Der Dualismus, der das Weltbild zu zerspalten drohte, hat damit eine übergreifende, einschließende Einheit gewonnen: die Erfahrung, in der psychische und körperhafte Elemente sich zusammenfinden, beide aber nur als Vorstellungen, so daß die Gesetze ihres Zusammenhangs prinzipiell nicht anders geartet sind, als die, die für die Beziehungen der physischen Ereignisse unter sich oder der seelischen Ereignisse unter sich auffindbar sind. Die Schwierigkeit, unter der das Problem bis zu Kant gelitten hatte, stammte daher, daß man hinter die Erscheinungen, wie sie sich empirisch geben, gegriffen hatte und für die Inhalte des einen, erfahrenden Bewußtseins zwei wesensverschiedene, voneinander unabhängige Träger gesucht hatte – verführt durch die qualitative Differenz, die unleugbar zwischen jenen beiden Provinzen der Erfahrungswelt besteht, aber doch immer nur die inhaltliche Verschiedenheit zweier Vorstellungsarten in einem und demselben Bewußtsein bleibt.

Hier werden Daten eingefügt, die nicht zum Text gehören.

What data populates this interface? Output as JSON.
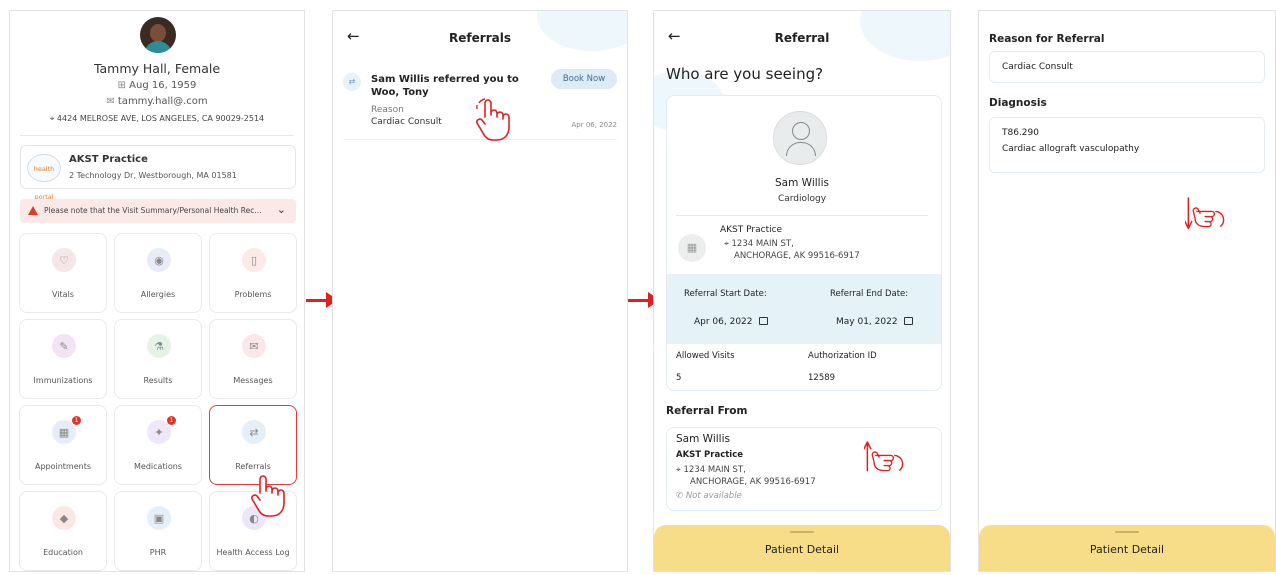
{
  "panel1": {
    "patient_name": "Tammy Hall, Female",
    "dob": "Aug 16, 1959",
    "email": "tammy.hall@.com",
    "address": "4424 MELROSE AVE, LOS ANGELES, CA 90029-2514",
    "practice_logo": "health portal",
    "practice_name": "AKST Practice",
    "practice_address": "2 Technology Dr, Westborough, MA 01581",
    "notice": "Please note that the Visit Summary/Personal Health Rec...",
    "tiles": [
      {
        "label": "Vitals",
        "icon": "heartbeat-icon",
        "color": "#f5e6e8",
        "glyph": "♡"
      },
      {
        "label": "Allergies",
        "icon": "allergy-icon",
        "color": "#e8ebf8",
        "glyph": "◉"
      },
      {
        "label": "Problems",
        "icon": "clipboard-icon",
        "color": "#fbeae6",
        "glyph": "▯"
      },
      {
        "label": "Immunizations",
        "icon": "syringe-icon",
        "color": "#f3e4f4",
        "glyph": "✎"
      },
      {
        "label": "Results",
        "icon": "flask-icon",
        "color": "#e4f3e6",
        "glyph": "⚗"
      },
      {
        "label": "Messages",
        "icon": "mail-icon",
        "color": "#fbe6e8",
        "glyph": "✉"
      },
      {
        "label": "Appointments",
        "icon": "calendar-icon",
        "color": "#e6edf8",
        "glyph": "▦",
        "badge": "1"
      },
      {
        "label": "Medications",
        "icon": "pill-icon",
        "color": "#f1e6f7",
        "glyph": "✦",
        "badge": "1"
      },
      {
        "label": "Referrals",
        "icon": "referral-icon",
        "color": "#e4eff7",
        "glyph": "⇄"
      },
      {
        "label": "Education",
        "icon": "graduation-cap-icon",
        "color": "#fbe8e4",
        "glyph": "◆"
      },
      {
        "label": "PHR",
        "icon": "document-icon",
        "color": "#e5eff8",
        "glyph": "▣"
      },
      {
        "label": "Health Access Log",
        "icon": "access-log-icon",
        "color": "#ece6f6",
        "glyph": "◐"
      }
    ]
  },
  "panel2": {
    "title": "Referrals",
    "referral_title": "Sam Willis referred you to Woo, Tony",
    "book_label": "Book Now",
    "reason_label": "Reason",
    "reason_value": "Cardiac Consult",
    "date": "Apr 06, 2022"
  },
  "panel3": {
    "title": "Referral",
    "question": "Who are you seeing?",
    "doctor_name": "Sam Willis",
    "doctor_specialty": "Cardiology",
    "practice_name": "AKST Practice",
    "practice_addr1": "1234 MAIN ST,",
    "practice_addr2": "ANCHORAGE, AK 99516-6917",
    "start_label": "Referral Start Date:",
    "end_label": "Referral End Date:",
    "start_value": "Apr 06, 2022",
    "end_value": "May 01, 2022",
    "visits_label": "Allowed Visits",
    "visits_value": "5",
    "auth_label": "Authorization ID",
    "auth_value": "12589",
    "from_heading": "Referral From",
    "from_name": "Sam Willis",
    "from_practice": "AKST Practice",
    "from_addr1": "1234 MAIN ST,",
    "from_addr2": "ANCHORAGE, AK 99516-6917",
    "from_phone": "Not available",
    "footer": "Patient Detail"
  },
  "panel4": {
    "reason_heading": "Reason for Referral",
    "reason_value": "Cardiac Consult",
    "diagnosis_heading": "Diagnosis",
    "diagnosis_code": "T86.290",
    "diagnosis_desc": "Cardiac allograft vasculopathy",
    "footer": "Patient Detail"
  },
  "colors": {
    "accent_red": "#e02020",
    "footer_yellow": "#f7dd88",
    "band_blue": "#e5f2f7"
  }
}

Was die Metaphysik für die der Erklärung bedürftige Tatsache gehalten hatte: die unausgedehnte Substanz der Seele, die von dem Geistigen unabhängige Raumeswelt und irgendeine Art Vereinheitlichung zwischen ihnen, – eben dies erklärt Kant für eine naive und willkürliche Annahme. Denn gerade jene Substanzen sind nicht gegeben, sondern nur körperliche und seelische Erscheinungen, deren Einheit darin liegt, daß sie eine einheitliche, d. h. allenthalben die gleichen Regelmäßigkeiten aufweisende Erfahrung bilden. Es ist auch hier nur der radikale Intellektualismus Kants, der das Wort führt: damit die Welt bis auf den Grund im Erkennen aufgehe, muß sie in eine Funktion des Erkenntnisträgers verwandelt werden, gerade wie Plato, weil er in den Begriffen das einzig zuverlässige Erkenntnismittel erblickte, die Ideen als die eigentliche Realität der Welt konstruierte, die Ideen, die doch nichts sind als die verselbständigten Gegenbilder unsrer Begriffe. In beiden Fällen wird eine Erkenntnisart – dort die begrifflich-dialektische, hier die naturwissenschaftliche (mathematisch – empirische) – als die souveräne, unbezweifelt wertvolle, als der Drehpunkt des Weltbildes empfunden; und nun wird der Gegenstand des Erkennens, das objektive Dasein, als ein solches konstruiert, das eben dieser Erkenntnisart sich restlos darbiete, ihr gänzlich durchdringbar sei. An dem Dualismus von Seele und körperlicher Materialität fand Kant das Problem vor, das die Einheit des naturwissenschaftlichen Erkennens am schwersten bedrohte, weil hier die Gesetzgebungen zweier, der Substanz nach verschiednen Welten nebeneinander zu liegen schienen; weshalb man denn auch zur Lösung des Widerspruchs nur metaphysische Mittel versucht hatte. Statt dessen bildet Kant die dualistischen Elemente so lange um, bis sie sich gemeinsam der wissenschaftlichen Intellektualität beugen: die Wirklichkeit wird nur so weit als solche anerkannt, wie sie Wissenschaftsinhalt sein kann, wie das Bewußtsein sie nach eben denselben Gesetzen erkennt, nach denen es sie schon produziert hat, nach den intellektuellen Funktionen, die sich gleichmäßig über die äußere wie über die innere Welt, mit nur sekundären Unterschieden, erstrecken.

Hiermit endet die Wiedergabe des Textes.